早速午前中、京都でレッスン。リストやフォーレなど素晴らしい演奏を聴かせてくれました。こうやってコンサートやレクチャーがある時は、ほぼ必ずプライベートレッスンをいれています。各地で待っていて下さる方々を思うと、少しでも何か出来れば、という思いが強くなります。「東京行く際もレッスンお願いします」とのお言葉も頂き大変嬉しく思ったこの日です。

この日の夜は大阪でリサイタル。で、GPまで時間が空いたので街を散策。やっぱいいですね、この時期の京都は。

この7年間、大学に行った時のランチは基本的にお弁当か学食でカレーですが。

でも美味しいうどん屋を教えてくださいました。クラリネット奏者の野田さんと。

【5/21】遠足とリハーサル

この日は、長女の遠足でした。同時刻、こちらはモーツァルトやらパガニーニやらモンティやらサラサーテやら、ヴァイオリン奏者の直江智沙子ちゃんとリハーサル。

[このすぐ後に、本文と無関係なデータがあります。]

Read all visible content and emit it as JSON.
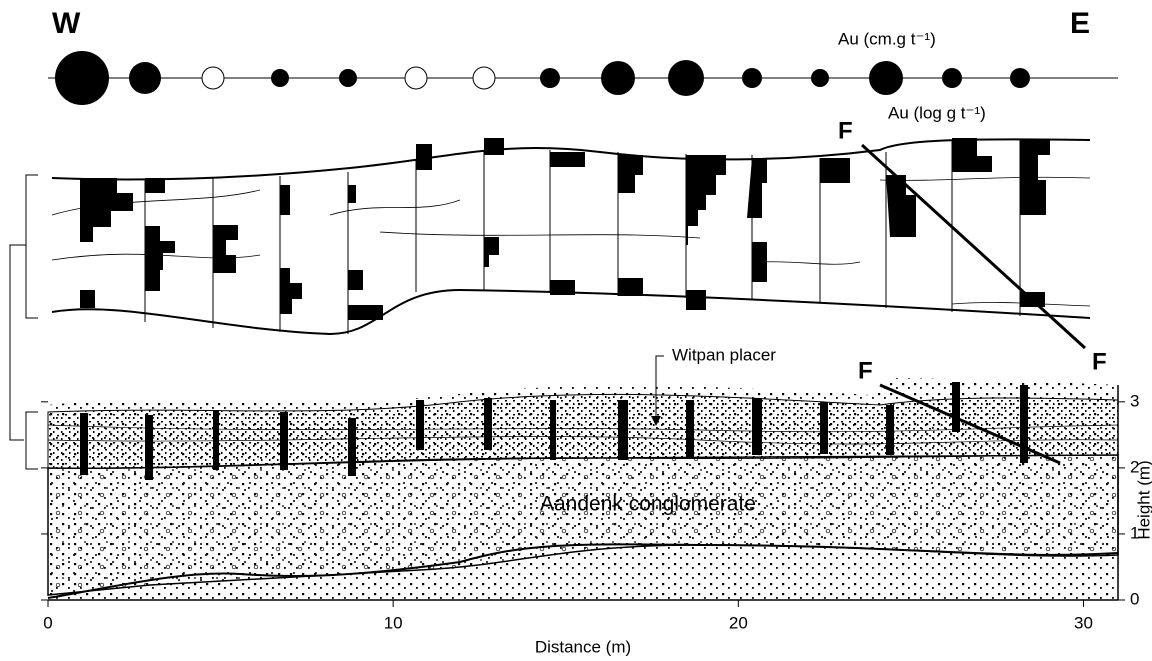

必死に弾いている時に「ブブブ…」と着信が。休憩の時に確認してみると遠足の画像。子供達は満面の笑顔。便利な時代だなぁ、と肩の力が抜けた瞬間でした。そうやってピアノに向かおうと思った午後。気がつくと視野や感覚が狭くなっていることに反省。

【5/16】直接会い言葉を交わす

この日の夜、ある人物からの誘いで某都内へ。その方は教育現場で働き、同時に経営者でもあります。突然お声掛け頂き、二人きりで会って食事をするのは恐縮の極みでしたが、この様に直接会って言葉を交わす意味はとても大きいと感じています。メールや電話でも駄目なのです。

今後に期待。

ブラームスとスエナガとネコ

ドイツはバーデンバーデンにあるブラームスが住んでいた家。そこに住まわせてもらっていたことがあり、家には猫も住みついていました。まわりの人達からは「クララ」と呼ばれていました。いい名前つけるね。懐かしい写真を発見。